Dr Marc Stettler, a senior lecturer in transport and the environment at Imperial College, London, suggested carbon offsetting wouldn't solve the emissions issue.
"There is a wide range in quality of offsetting schemes and this alone does not eliminate the impact of these flights," he told CNN Travel.
Stettler suggested airlines could run flights to nowhere with sustainable aviation fuels, which would improve matters, and "in a small way" support demand for such fuels.
But Stettler's baseline is that flights to nowhere aren't sustainable.
"From an environmental perspective, these flights are wasteful and lead to the production of unnecessary emissions," he said.
While a handful of flights to nowhere are still currently scheduled for 2022, tourism expert Johnston suggested they're unlikely to remain a feature of the aviation schedule.

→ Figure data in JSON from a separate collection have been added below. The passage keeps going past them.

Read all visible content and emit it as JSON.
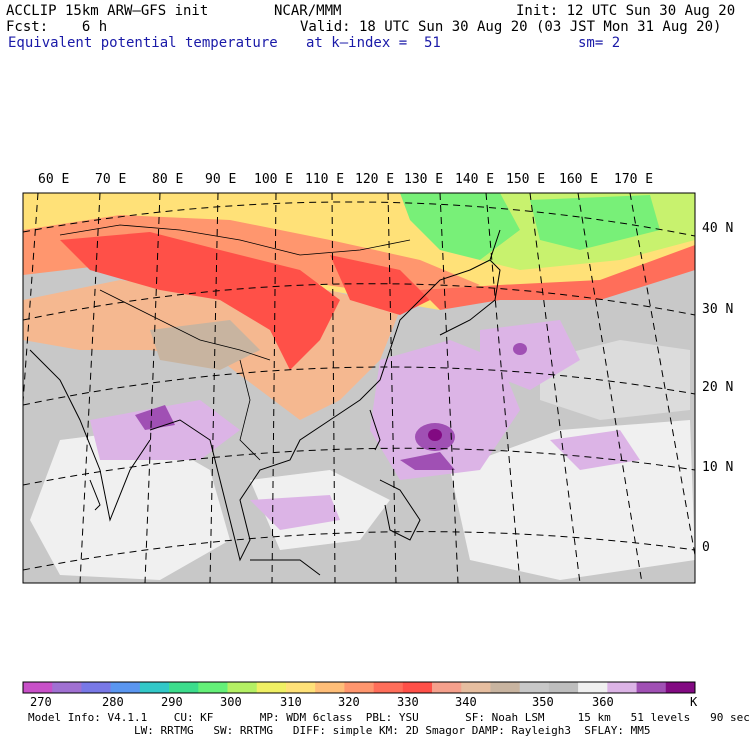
{
  "header": {
    "model": "ACCLIP 15km ARW–GFS init",
    "center": "NCAR/MMM",
    "init": "Init: 12 UTC Sun 30 Aug 20",
    "fcst": "Fcst:    6 h",
    "valid": "Valid: 18 UTC Sun 30 Aug 20 (03 JST Mon 31 Aug 20)",
    "field": "Equivalent potential temperature",
    "level": "at k–index =  51",
    "smoothing": "sm= 2"
  },
  "map": {
    "lon_labels": [
      "60 E",
      "70 E",
      "80 E",
      "90 E",
      "100 E",
      "110 E",
      "120 E",
      "130 E",
      "140 E",
      "150 E",
      "160 E",
      "170 E"
    ],
    "lat_labels": [
      "40 N",
      "30 N",
      "20 N",
      "10 N",
      "0"
    ],
    "palette": {
      "hot": "#ff5a48",
      "orange": "#ff9a70",
      "peach": "#f5b890",
      "yellow": "#fff176",
      "lightgreen": "#c8f26e",
      "green": "#78f078",
      "gray": "#c8c8c8",
      "lightgray": "#dcdcdc",
      "white": "#f0f0f0",
      "lilac": "#dcb4e6",
      "purple": "#a050b4",
      "darkpurple": "#821e82"
    }
  },
  "colorbar": {
    "colors": [
      "#c850c8",
      "#a070d2",
      "#7878e6",
      "#5a96f0",
      "#32c8c8",
      "#3cdc8c",
      "#64f078",
      "#b4f064",
      "#f0f064",
      "#ffe178",
      "#ffbe78",
      "#ff966e",
      "#ff6e5a",
      "#ff5048",
      "#f5a08c",
      "#e6bea0",
      "#c8b4a0",
      "#c8c8c8",
      "#bebebe",
      "#f0f0f0",
      "#dcb4e6",
      "#a050b4",
      "#820a82"
    ],
    "labels": [
      "270",
      "280",
      "290",
      "300",
      "310",
      "320",
      "330",
      "340",
      "350",
      "360"
    ],
    "unit": "K"
  },
  "footer": {
    "line1": "Model Info: V4.1.1    CU: KF       MP: WDM 6class  PBL: YSU       SF: Noah LSM     15 km   51 levels   90 sec",
    "line2": "                LW: RRTMG   SW: RRTMG   DIFF: simple KM: 2D Smagor DAMP: Rayleigh3  SFLAY: MM5"
  }
}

"My expectation is that we will look back on the 'flight to nowhere' as a really unusual quirk of the pandemic," he said.
As for passenger Ke Yuang, he said the flight to nowhere made use of a "very captive audience."
"But travel is now progressing further and further towards pre-pandemic," Yuang said. "Those scenic flights are probably less and less feasible, and less and less likely that they'll occur again."
Still, as an aviation fanatic, Yuang said he's still glad he had the experience of flying at a time when the world stood still.
"People like me, we're grateful to have had the opportunities, I take them when they're offered."